Deux points de vue se sont affrontés mardi à Londres sur le jeu d'argent en ligne, l'interdire comme aux États-Unis ou le réguler comme au Royaume-Uni, dans les deux cas au nom de la protection des consommateurs, mais aussi peut-être de la protection d'intérêts financiers.

Deux points de vue se sont affrontés mardi à Londres sur le jeu d'argent en ligne, l'interdire comme aux États-Unis ou le réguler comme au Royaume-Uni, dans les deux cas au nom de la protection des consommateurs, mais aussi peut-être de la protection d'intérêts financiers.

Des représentants de plus de 30 pays se sont réunis mardi au champ de courses d'Ascot, à l'invitation du gouvernement britannique, pour essayer de jeter les bases d'une régulation mondiale commune d'un secteur qui génère 16 milliards de dollars par an dans le monde, tout en ne représentant que 5% du total de l'argent dépensé à des jeux, selon les chiffres du cabinet spécialisé Global Betting and Gaming Consultants (GBGC).

Les États-Unis étaient absents, alors qu'ils constituaient le plus gros marché au monde avant d'interdire ce mois-ci aux établissements financiers de percevoir tout argent provenant du jeu en ligne aux États-Unis.

Depuis, le secteur, qui opère souvent depuis Antigua dans les Caraïbes tout en étant coté à Londres, est en pleine déroute, avec des valorisations divisées par trois ou quatre. Une consolidation des entreprises semble toutefois en cours.

Mardi, la ministre de la Culture Tessa Jowell a tenté de défendre la position britannique de régulation, née dans les années 60 «quand le niveau de jeu illégal était effrayant, alimentant l'équivalent britannique de la mafia», rappelle Julian Easthope, analyste chez UBS.

Mme Jowell a comparé la décision américaine aux effets de la Prohibition sur l'alcool dans les années 20 et 30, avec les risques de dévoppement de jeu clandestin.

«Nous voulons protéger les gens, et si le jeu devient illégal, nous ne pouvons plus le faire», a-t-elle dit.

Sous la loi britannique, les opérateurs ont un devoir de «responsabilité sociale«: ils doivent empêcher des personnes mineures de jouer, afficher clairement des avertissements sur le risque d'addiction au jeu et informer les joueurs du temps qu'ils ont passé sur le site et de l'argent qu'ils y ont dépensé.

Loin de cette souplesse, les États-Unis comme la France ont récemment arrêté sur leur territoire des dirigeants de groupes de jeu en ligne, de Sportingbet et Betonsports aux États-Unis, du groupe autrichien Bwin en France.

Or, souligne Julian Easthope, «les gouvernements se cachent derrière une sorte de morale», mais en fait «ils veulent surtout protéger leurs monopoles et leurs revenus».

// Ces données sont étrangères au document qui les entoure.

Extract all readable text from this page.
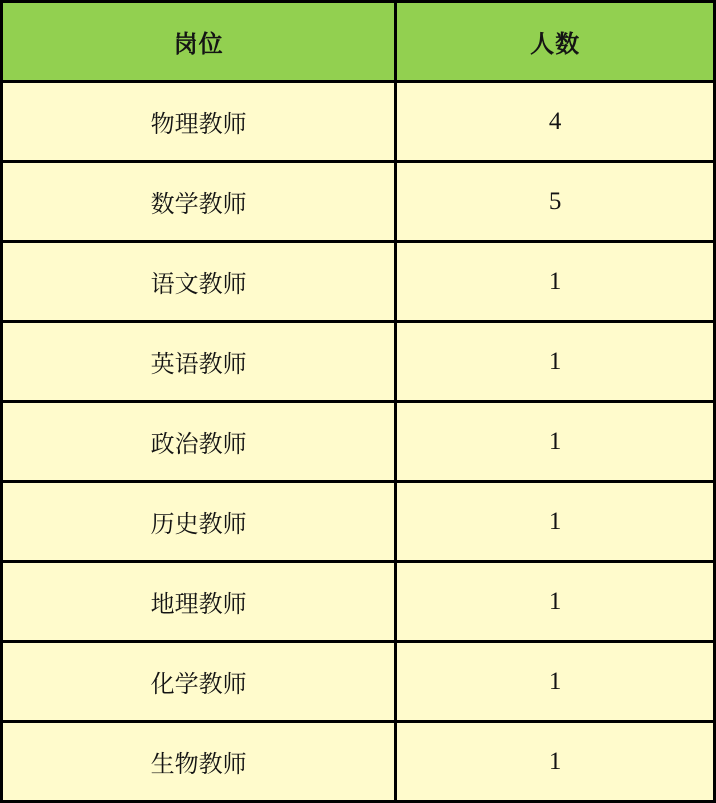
岗位	人数
物理教师	4
数学教师	5
语文教师	1
英语教师	1
政治教师	1
历史教师	1
地理教师	1
化学教师	1
生物教师	1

Ainsi, Sportingbet a-t-il souligné avec colère que les paris sur les courses de chevaux, un secteur défendu par de puissants lobbies aux États-Unis, sont restés explicitement autorisés par la nouvelle loi américaine.

En France, c'est pour «atteinte au monopole» de la Française des Jeux (FDJ) et du PMU (18 milliards d'euros de chiffre d'affaires en 2005) que deux dirigeants de Bwin ont été mis en examen en septembre.

Interrogé sur la réunion d'Ascot, Julian Easthope estime que les gouvernements «font juste semblant de faire quelque chose pour que la justice européenne reste tranquille».

Ainsi, la France fait-elle depuis ce mois-ci l'objet d'une enquête de la Commission européenne pour savoir si le monopole est compatbile avec la libre circulation des services dans l'Union européenne.

La position britannique n'est peut-être pas exempte non plus d'intérêt, lorsqu'elle défend les nombreux groupes de jeu en ligne cotés à la Bourse de Londres.

L'argument de la «Prohibition» développé mardi par Mme Jowell l'avait d'ailleurs initialement été par ces groupes de jeu en ligne. Interrogée sur l'intérêt, pour les caisses du gouvernement, des taxes sur un secteur qui génère 1,5 milliard d'euros par an au Royaume-Uni, elle a seulement répondu que «le bénéfice pour l'économie était moins important que la protection des citoyens».